One foggy night, Deborah Harrison is found lying in the churchyard behind St Mary’s, Eastvale. She has been strangled with the strap of her own school satchel.
But Deborah was no typical sixteen-year-old. Her father was a powerful financier who moved in the highest echelons of industry, defence and classified information. And Deborah, it seemed, enjoyed keeping secrets of her own . . .
With his colleague Detective Constable Susan Gay, Inspector Alan Banks encounters many suspects, guilty of crimes large and small, in his search for the killer. And as he does so, plenty of sordid secrets and some lethal lies begin to emerge . . .

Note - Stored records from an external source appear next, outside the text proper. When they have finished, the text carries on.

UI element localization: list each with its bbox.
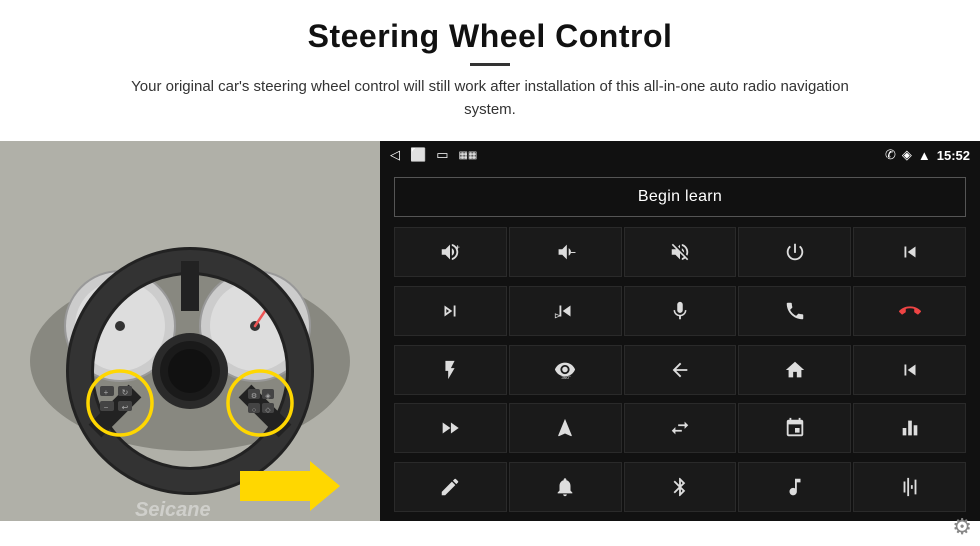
status-bar-right: ✆ ◈ ▲ 15:52 [885,147,970,163]
vol-up-button[interactable]: + [394,227,507,277]
svg-text:−: − [104,403,109,412]
bluetooth-button[interactable] [624,462,737,512]
home-nav-button[interactable] [738,345,851,395]
svg-text:+: + [104,388,109,397]
notification-icon: ▦▦ [458,150,477,161]
wifi-status-icon: ▲ [918,148,931,163]
page-description: Your original car's steering wheel contr… [115,76,865,121]
svg-text:360°: 360° [562,375,572,380]
gear-icon[interactable]: ⚙ [952,514,972,539]
svg-text:○: ○ [252,407,256,414]
music-button[interactable] [738,462,851,512]
record-button[interactable] [738,403,851,453]
waveform-button[interactable] [853,462,966,512]
steering-wheel-image: + ↻ − ↩ ⚙ ◈ ○ ◇ Seicane [0,141,380,521]
android-screen: ◁ ⬜ ▭ ▦▦ ✆ ◈ ▲ 15:52 Begin learn + − [380,141,980,521]
pen-button[interactable] [394,462,507,512]
skip-back-button[interactable] [853,345,966,395]
begin-learn-row: Begin learn [380,169,980,225]
back-nav-icon[interactable]: ◁ [390,147,400,163]
mic-button[interactable] [624,286,737,336]
phone-answer-button[interactable] [738,286,851,336]
svg-text:Seicane: Seicane [135,499,211,521]
status-time: 15:52 [937,148,970,163]
power-button[interactable] [738,227,851,277]
skip-prev-button[interactable]: ⊳ [509,286,622,336]
back-nav-button[interactable] [624,345,737,395]
prev-track-button[interactable] [853,227,966,277]
recents-nav-icon[interactable]: ▭ [436,147,448,163]
svg-text:↩: ↩ [122,403,129,412]
begin-learn-button[interactable]: Begin learn [394,177,966,217]
360-view-button[interactable]: 360° [509,345,622,395]
phone-status-icon: ✆ [885,147,896,163]
vol-down-button[interactable]: − [509,227,622,277]
svg-text:−: − [571,248,576,258]
svg-text:◇: ◇ [265,407,271,414]
page-title: Steering Wheel Control [60,18,920,55]
home-nav-icon[interactable]: ⬜ [410,147,426,163]
phone-end-button[interactable] [853,286,966,336]
fast-forward-button[interactable] [394,403,507,453]
title-divider [470,63,510,66]
settings-bar: ⚙ [952,514,972,540]
svg-text:⚙: ⚙ [251,392,257,400]
page-header: Steering Wheel Control Your original car… [0,0,980,131]
ring-button[interactable] [509,462,622,512]
vol-mute-button[interactable] [624,227,737,277]
content-area: + ↻ − ↩ ⚙ ◈ ○ ◇ Seicane ◁ ⬜ [0,141,980,521]
svg-text:+: + [456,242,460,251]
status-bar-left: ◁ ⬜ ▭ ▦▦ [390,147,477,163]
location-status-icon: ◈ [902,147,912,163]
equalizer-button[interactable] [853,403,966,453]
svg-text:⊳: ⊳ [554,311,561,320]
flashlight-button[interactable] [394,345,507,395]
swap-button[interactable] [624,403,737,453]
svg-text:◈: ◈ [265,393,271,400]
control-grid: + − ⊳ [380,225,980,521]
next-button[interactable] [394,286,507,336]
svg-text:↻: ↻ [122,388,129,397]
status-bar: ◁ ⬜ ▭ ▦▦ ✆ ◈ ▲ 15:52 [380,141,980,169]
navigate-button[interactable] [509,403,622,453]
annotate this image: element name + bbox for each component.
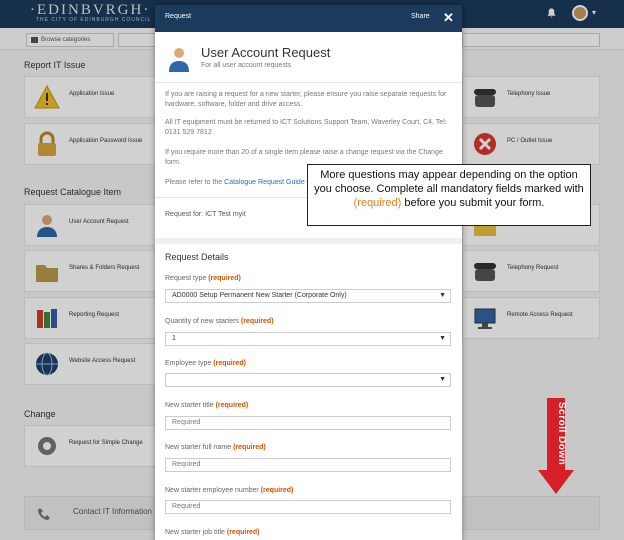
title-label: New starter title (required) bbox=[165, 402, 248, 409]
chevron-down-icon: ▼ bbox=[439, 335, 446, 342]
required-tag: (required) bbox=[233, 444, 266, 451]
modal-subtitle: For all user account requests bbox=[201, 62, 292, 69]
job-title-label-text: New starter job title bbox=[165, 529, 225, 536]
employee-type-label-text: Employee type bbox=[165, 360, 212, 367]
chevron-down-icon: ▼ bbox=[439, 292, 446, 299]
quantity-value: 1 bbox=[172, 335, 176, 342]
required-tag: (required) bbox=[215, 402, 249, 409]
user-icon bbox=[169, 48, 189, 72]
required-tag: (required) bbox=[240, 318, 274, 325]
quantity-label: Quantity of new starters (required) bbox=[165, 318, 274, 325]
request-type-select[interactable]: AD0000 Setup Permanent New Starter (Corp… bbox=[165, 289, 451, 303]
employee-number-input[interactable]: Required bbox=[165, 500, 451, 514]
catalogue-guide-link[interactable]: Catalogue Request Guide bbox=[224, 179, 305, 186]
required-tag: (required) bbox=[208, 275, 241, 282]
callout-text-end: before you submit your form. bbox=[401, 197, 545, 209]
request-type-label: Request type (required) bbox=[165, 275, 241, 282]
required-tag: (required) bbox=[260, 487, 294, 494]
share-button[interactable]: Share bbox=[411, 13, 430, 20]
full-name-label: New starter full name (required) bbox=[165, 444, 266, 451]
quantity-select[interactable]: 1 ▼ bbox=[165, 332, 451, 346]
quantity-label-text: Quantity of new starters bbox=[165, 318, 239, 325]
employee-type-select[interactable]: ▼ bbox=[165, 373, 451, 387]
divider bbox=[155, 82, 462, 83]
employee-number-label: New starter employee number (required) bbox=[165, 487, 293, 494]
title-input[interactable]: Required bbox=[165, 416, 451, 430]
title-label-text: New starter title bbox=[165, 402, 214, 409]
employee-number-label-text: New starter employee number bbox=[165, 487, 259, 494]
info-paragraph-1: If you are raising a request for a new s… bbox=[165, 91, 447, 108]
employee-type-label: Employee type (required) bbox=[165, 360, 246, 367]
info-paragraph-4-prefix: Please refer to the bbox=[165, 179, 225, 186]
request-type-value: AD0000 Setup Permanent New Starter (Corp… bbox=[172, 292, 347, 299]
modal-header: Request Share ✕ bbox=[155, 5, 462, 32]
request-for: Request for: ICT Test myit bbox=[165, 211, 246, 218]
full-name-label-text: New starter full name bbox=[165, 444, 232, 451]
modal-header-title: Request bbox=[165, 13, 192, 20]
required-tag: (required) bbox=[226, 529, 260, 536]
full-name-input[interactable]: Required bbox=[165, 458, 451, 472]
modal-title: User Account Request bbox=[201, 45, 331, 60]
job-title-label: New starter job title (required) bbox=[165, 529, 260, 536]
callout-text: More questions may appear depending on t… bbox=[314, 169, 584, 195]
callout-required-text: (required) bbox=[353, 197, 402, 209]
chevron-down-icon: ▼ bbox=[439, 376, 446, 383]
section-separator bbox=[155, 238, 462, 244]
required-tag: (required) bbox=[213, 360, 246, 367]
request-modal: Request Share ✕ User Account Request For… bbox=[155, 5, 462, 540]
request-details-title: Request Details bbox=[165, 252, 229, 262]
scroll-down-label: Scroll Down bbox=[556, 402, 567, 466]
request-type-label-text: Request type bbox=[165, 275, 207, 282]
instruction-callout: More questions may appear depending on t… bbox=[307, 164, 591, 226]
info-paragraph-2: All IT equipment must be returned to ICT… bbox=[165, 119, 447, 136]
close-icon[interactable]: ✕ bbox=[443, 10, 454, 26]
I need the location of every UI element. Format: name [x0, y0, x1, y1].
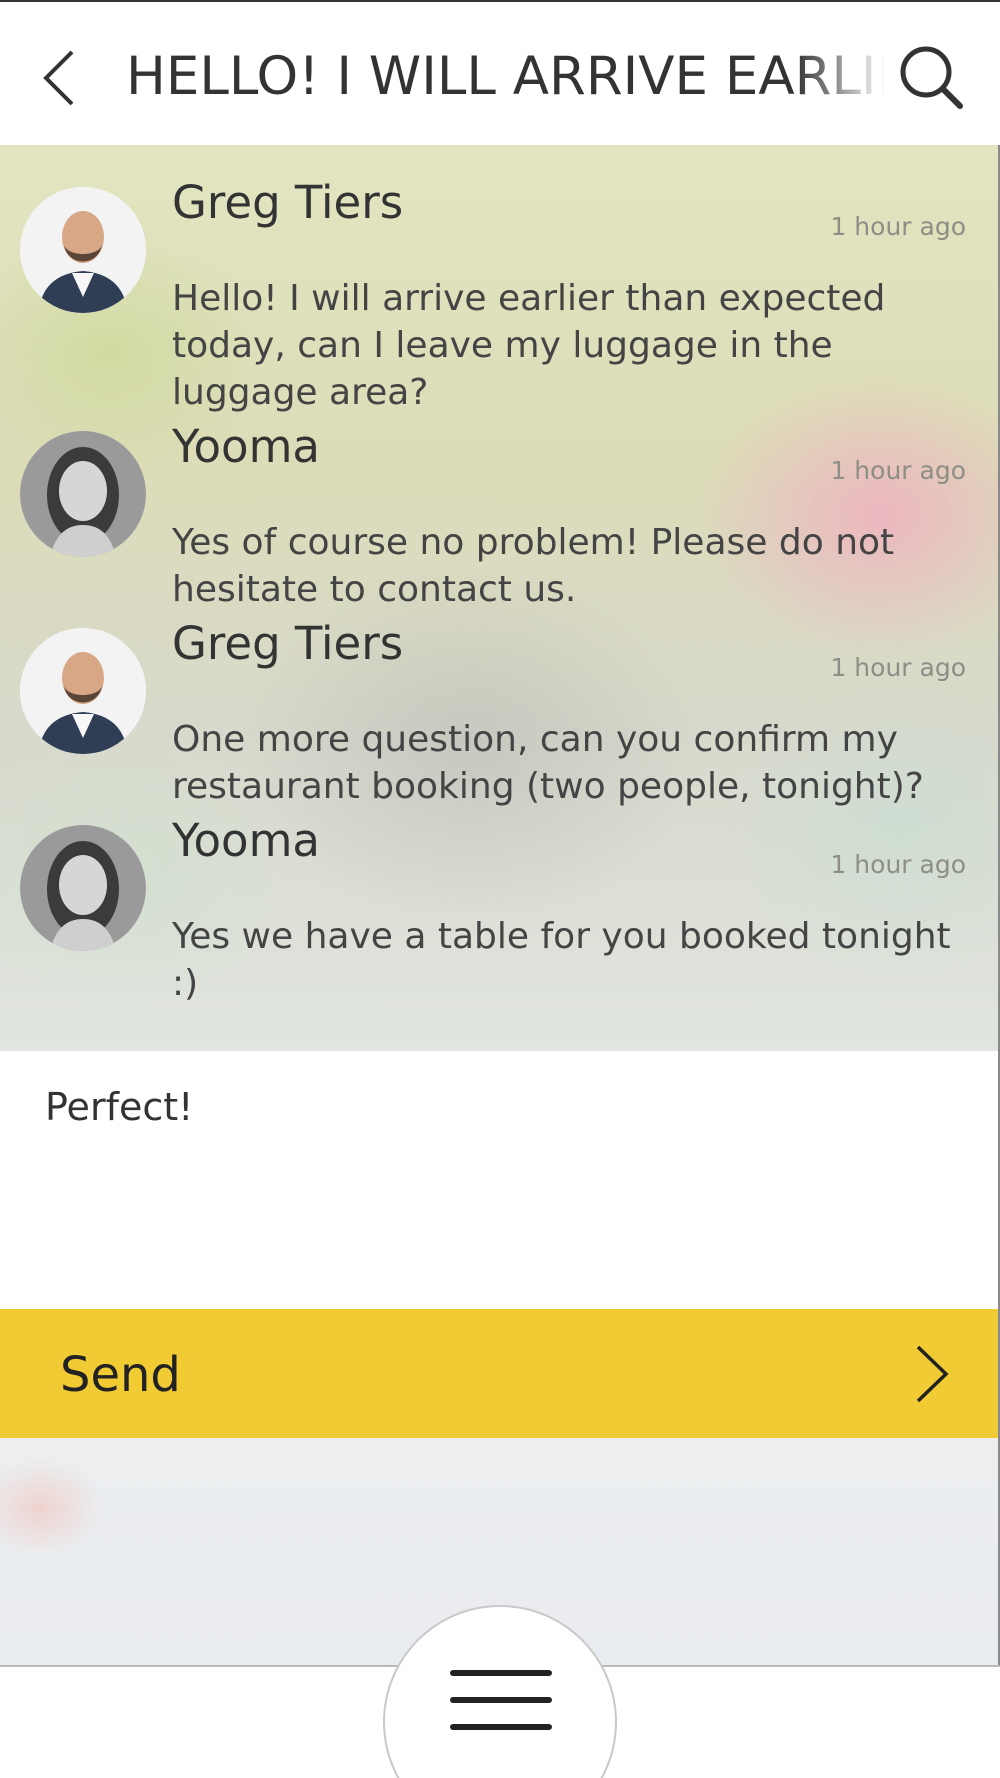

The Inspector Banks series became the British ITV drama DCI Banks. Innocent Graves is followed by the ninth book in this Yorkshire-based crime series, Dead Right.
PUBLISHERS WEEKLY
Moving his ever dependable Yorkshire-based copper, Alan Banks (Final Account, 1995, etc.), to the periphery of this work, the equally dependable Robinson focuses instead on the tragic plight of a possibly innocent man charged with murder. In the process, Robinson adds another level of nuance to his already fully dimensioned fiction and takes a quantum leap as a writer. A schoolgirl is murdered on church ground. Her school bag is left open, and her clothes are disturbed. The local vicar is already embroiled in a sex scandal, and his adulterous wife is wandering drunkenly through the grounds when the body is found. Without a decent motive, but with a plethora of damning evidence, Banks is led to one Owen Pierce, a moody young schoolteacher. Pierce is revealed as a man with enough minor aberrations in his life to fashion a believable criminal. His smutty tastes in literature, photography and teenage women invite easy condemnation, and he is further burdened with a past lover who nurses a deep grievance against him. If Banks has occasionally appeared a shade too decent and placid in past works, this eighth appearance finds him with a new, sharper edge. Banks is still a kindly enough soul, but he knowingly occupies a world that has suddenly become more richly treacherous.